Lehre / Das praktische Leben mit Gott / Wassertaufe

Die Taufe im Wasser

„Kehrt um, und jeder von euch lasse sich auf den Namen Jesu Christi taufen zur Vergebung seiner Sünden, dann werdet ihr die Gabe des Heiligen Geistes empfangen.“ (Apostelgeschichte 2,38)

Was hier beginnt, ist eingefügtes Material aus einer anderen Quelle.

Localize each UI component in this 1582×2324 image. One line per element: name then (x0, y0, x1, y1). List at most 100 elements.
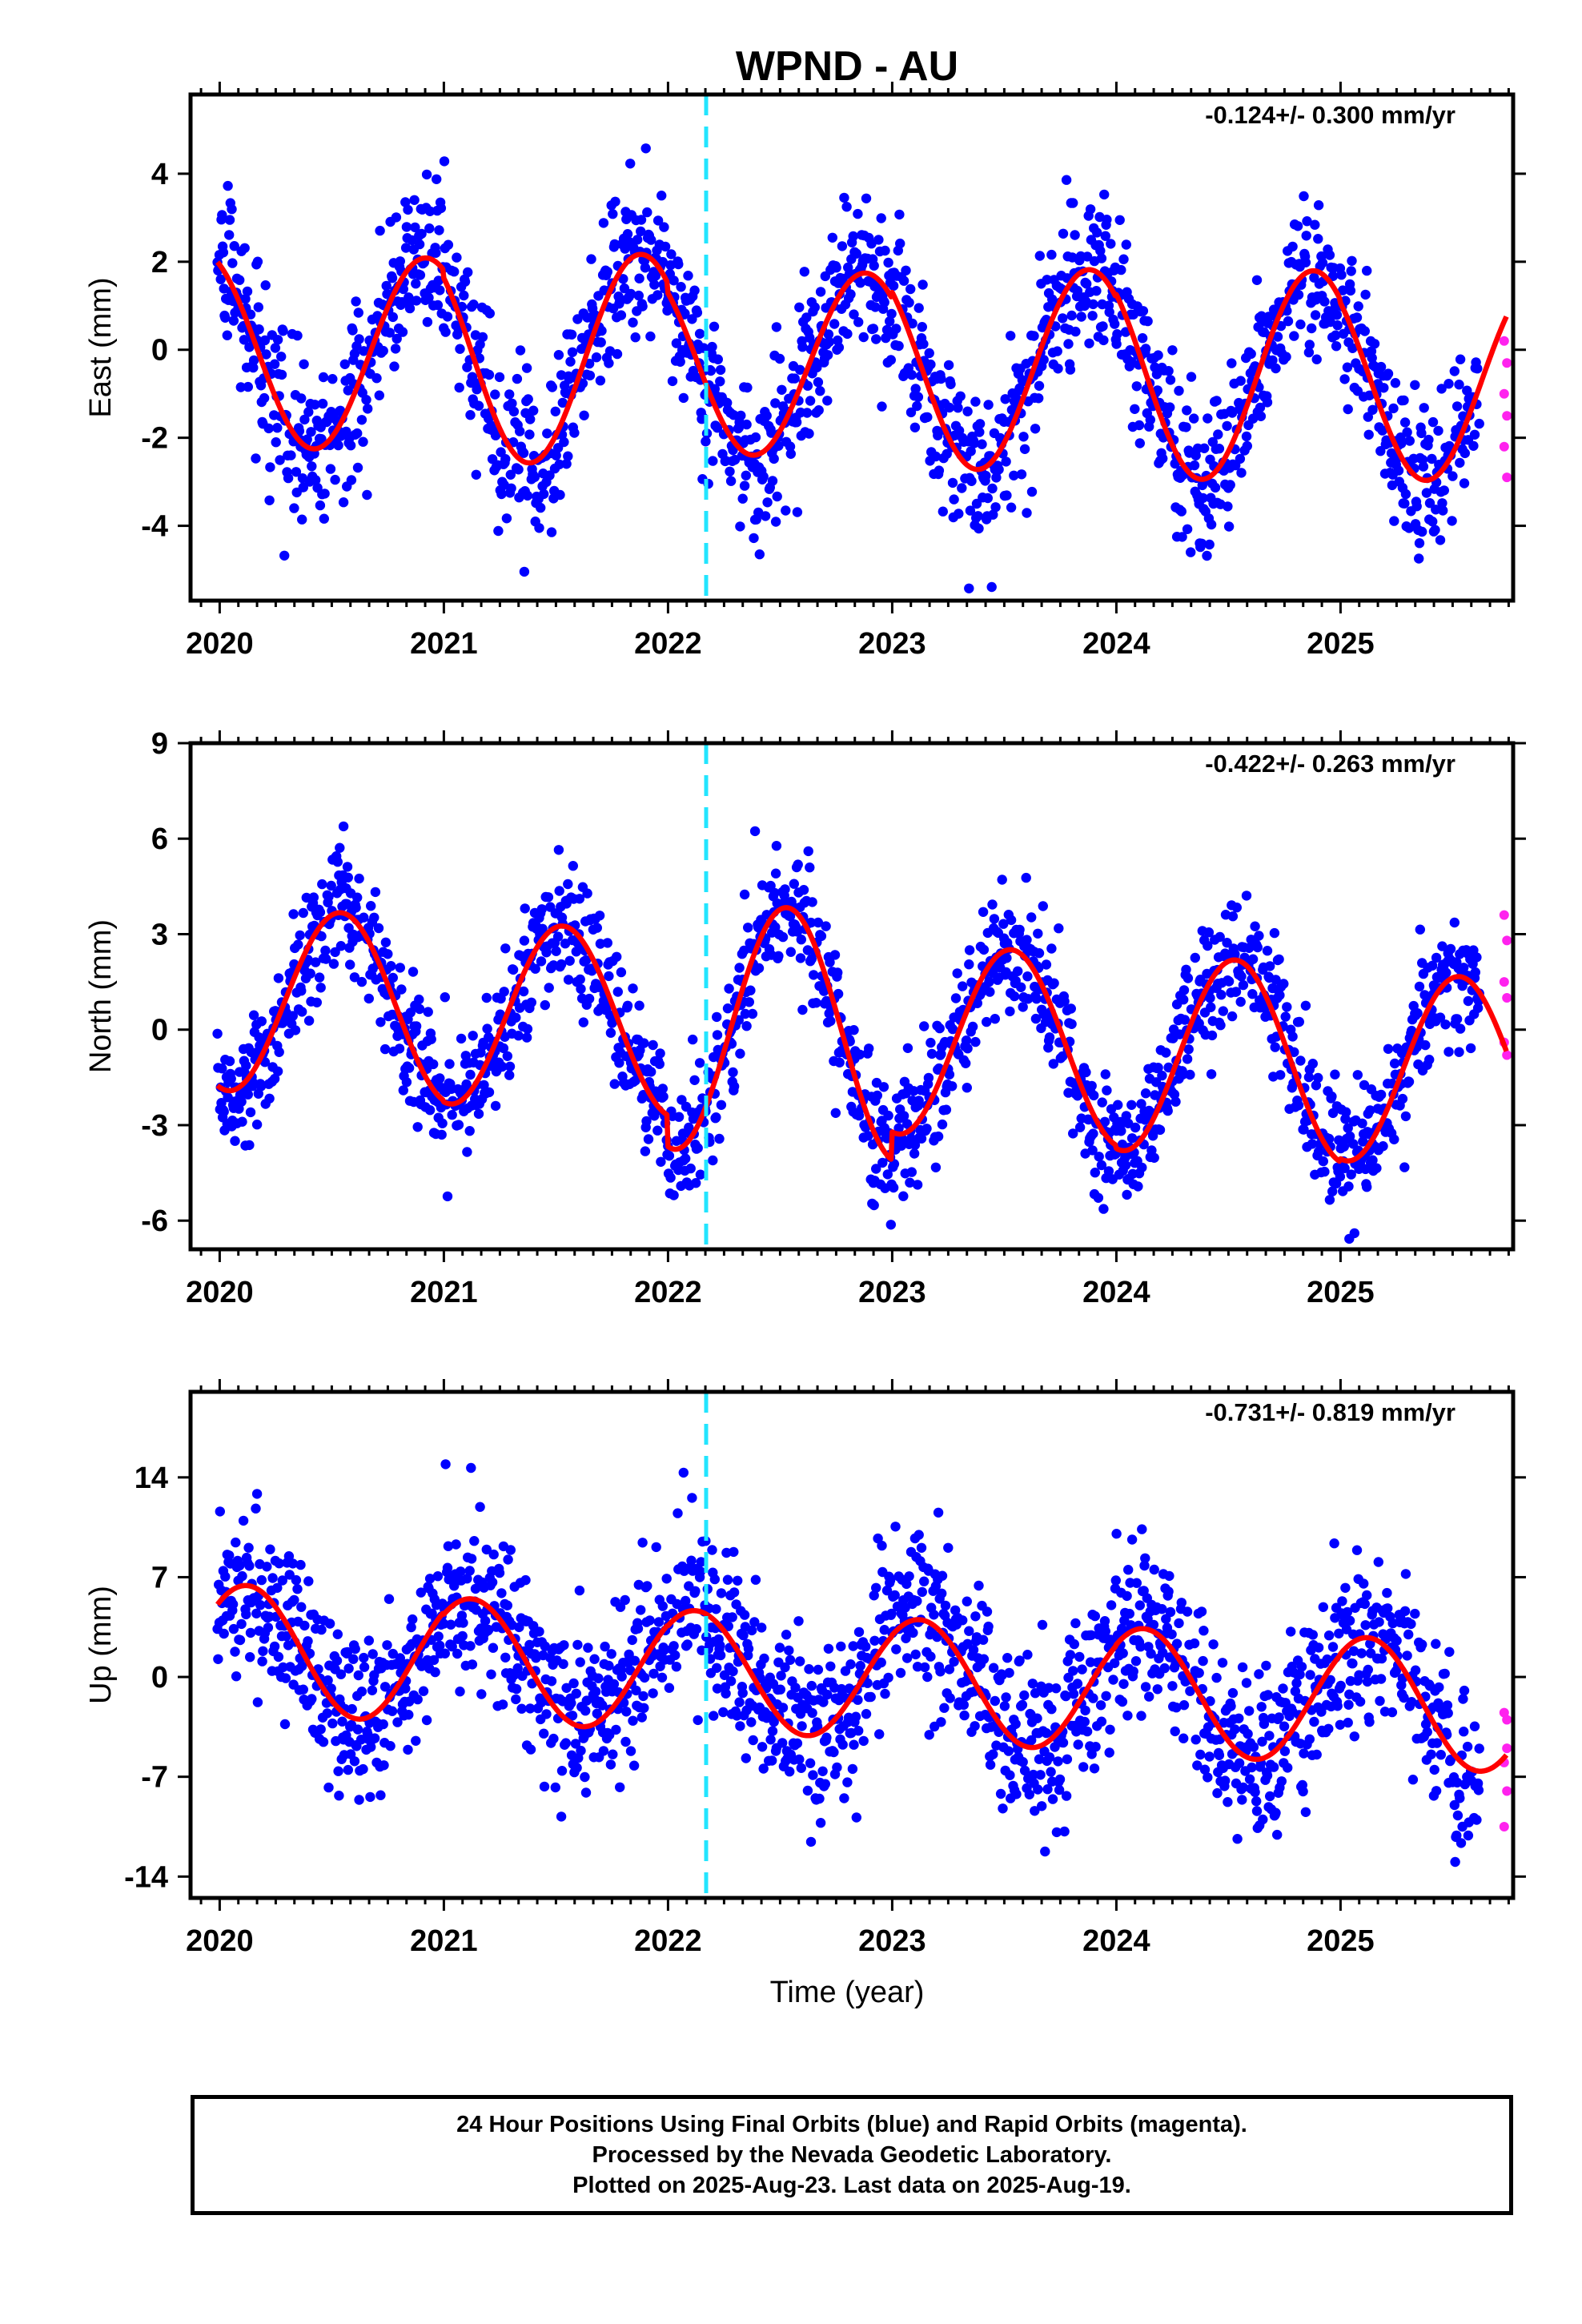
final-point (332, 857, 343, 867)
final-point (384, 328, 395, 338)
final-point (941, 1104, 952, 1115)
final-point (845, 1659, 856, 1670)
final-point (847, 1763, 858, 1775)
final-point (343, 385, 353, 396)
final-point (272, 335, 283, 345)
final-point (286, 450, 296, 460)
final-point (447, 1641, 457, 1652)
final-point (1100, 1626, 1111, 1637)
final-point (1130, 1656, 1142, 1667)
final-point (1375, 446, 1386, 456)
final-point (403, 204, 413, 215)
y-tick-label: 2 (151, 246, 168, 279)
final-point (1454, 380, 1464, 390)
final-point (435, 1640, 445, 1651)
final-point (1034, 948, 1045, 959)
final-point (1106, 239, 1116, 249)
final-point (901, 1578, 912, 1590)
final-point (275, 455, 285, 465)
final-point (505, 469, 516, 480)
final-point (853, 208, 863, 219)
final-point (654, 1059, 665, 1069)
final-point (1126, 1100, 1137, 1111)
final-point (791, 417, 802, 428)
final-point (639, 1672, 650, 1683)
final-point (401, 1077, 412, 1088)
final-point (658, 1092, 669, 1102)
final-point (645, 331, 656, 342)
final-point (543, 892, 554, 903)
final-point (1139, 1560, 1150, 1571)
final-point (349, 348, 360, 359)
final-point (220, 312, 231, 323)
final-point (656, 1156, 666, 1168)
final-point (999, 1701, 1010, 1711)
final-point (379, 1682, 391, 1692)
final-point (898, 1111, 909, 1121)
final-point (657, 1084, 668, 1094)
x-tick-label: 2023 (858, 1276, 926, 1309)
final-point (712, 1683, 723, 1694)
final-point (1182, 524, 1193, 534)
final-point (459, 290, 469, 301)
final-point (299, 359, 309, 369)
final-point (471, 469, 481, 480)
final-point (319, 513, 329, 524)
final-point (1423, 434, 1434, 445)
final-point (1331, 330, 1341, 340)
final-point (291, 467, 302, 477)
final-point (604, 971, 614, 982)
final-point (519, 566, 530, 577)
final-point (1242, 440, 1253, 452)
final-point (944, 402, 955, 413)
final-point (444, 1059, 455, 1069)
final-point (1310, 219, 1320, 230)
final-point (622, 229, 633, 239)
final-point (1105, 1724, 1115, 1735)
final-point (1437, 941, 1447, 951)
final-point (269, 1641, 280, 1652)
final-point (395, 963, 405, 973)
final-point (1018, 1002, 1028, 1012)
final-point (352, 892, 363, 903)
final-point (1455, 354, 1466, 364)
final-point (487, 1577, 498, 1588)
final-point (1343, 404, 1353, 415)
final-point (1054, 1784, 1065, 1795)
final-point (455, 1687, 465, 1697)
final-point (484, 308, 495, 319)
final-point (298, 1684, 308, 1695)
final-point (520, 903, 530, 914)
final-point (534, 1626, 544, 1637)
final-point (1433, 425, 1443, 436)
final-point (652, 215, 664, 226)
final-point (350, 1643, 360, 1655)
final-point (1351, 312, 1363, 323)
final-point (316, 1624, 327, 1635)
final-point (739, 889, 750, 900)
final-point (716, 1100, 727, 1111)
final-point (630, 332, 640, 343)
final-point (1183, 1044, 1194, 1055)
final-point (544, 983, 554, 993)
final-point (1140, 1682, 1151, 1692)
final-point (634, 1000, 644, 1011)
final-point (604, 358, 614, 368)
final-point (609, 239, 620, 250)
final-point (933, 1131, 944, 1142)
final-point (950, 993, 962, 1003)
final-point (1144, 1691, 1154, 1702)
final-point (745, 985, 756, 995)
final-point (469, 1536, 480, 1546)
final-point (1061, 175, 1072, 185)
final-point (1211, 396, 1222, 406)
final-point (1399, 1162, 1410, 1172)
final-point (874, 1729, 885, 1739)
final-point (325, 464, 336, 474)
final-point (736, 410, 746, 421)
final-point (729, 1546, 739, 1558)
final-point (343, 1764, 353, 1775)
final-point (380, 937, 391, 948)
final-point (236, 1618, 247, 1630)
final-point (1352, 1070, 1363, 1080)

Das Ziel dieses Textes ist:

  • zu erklären, wie und warum sich ein Christ im Wasser taufen lassen soll
  • damit der Leser in der Lage ist, anderen die Wichtigkeit und Bedeutung der Wassertaufe zu erklären.

Warum sich taufen lassen?

Warum ist es notwendig, sich mit Wasser taufen zu lassen? Christen auf der ganzen Welt könnten ihre Geschichte erzählen, wie sie sich entschlossen haben, sich in Gehorsam gegenüber den Worten des Herrn Jesus taufen zu lassen. Jesus sagte:

„Geht hin zu allen Völkern und macht mir zu Jüngern, tauft sie im Namen des Vaters und des Sohnes und des Heiligen Geistes und lehrt sie, alles zu halten, was ich euch geboten habe. Und siehe, ich bin bei euch alle Tage bis zum Ende der Welt.“ (Matthäus 28,19-20)

In der Folge ermutigten (und befahlen sogar) auch die Apostel den Gläubigen, sich taufen zu lassen:

Wie oft können wir getauft werden?

„Und er (der Apostel Petrus) befahl, sie im Namen Jesu Christi zu taufen. Dann baten sie ihn, noch einige Tage bei ihnen zu bleiben.“ (Apostelgeschichte 10,48) „Warum zögerst du noch? Steh auf, lass dich taufen und deine Sünden abwaschen, indem du seinen Namen anrufst.“ (Apostelgeschichte 22,16)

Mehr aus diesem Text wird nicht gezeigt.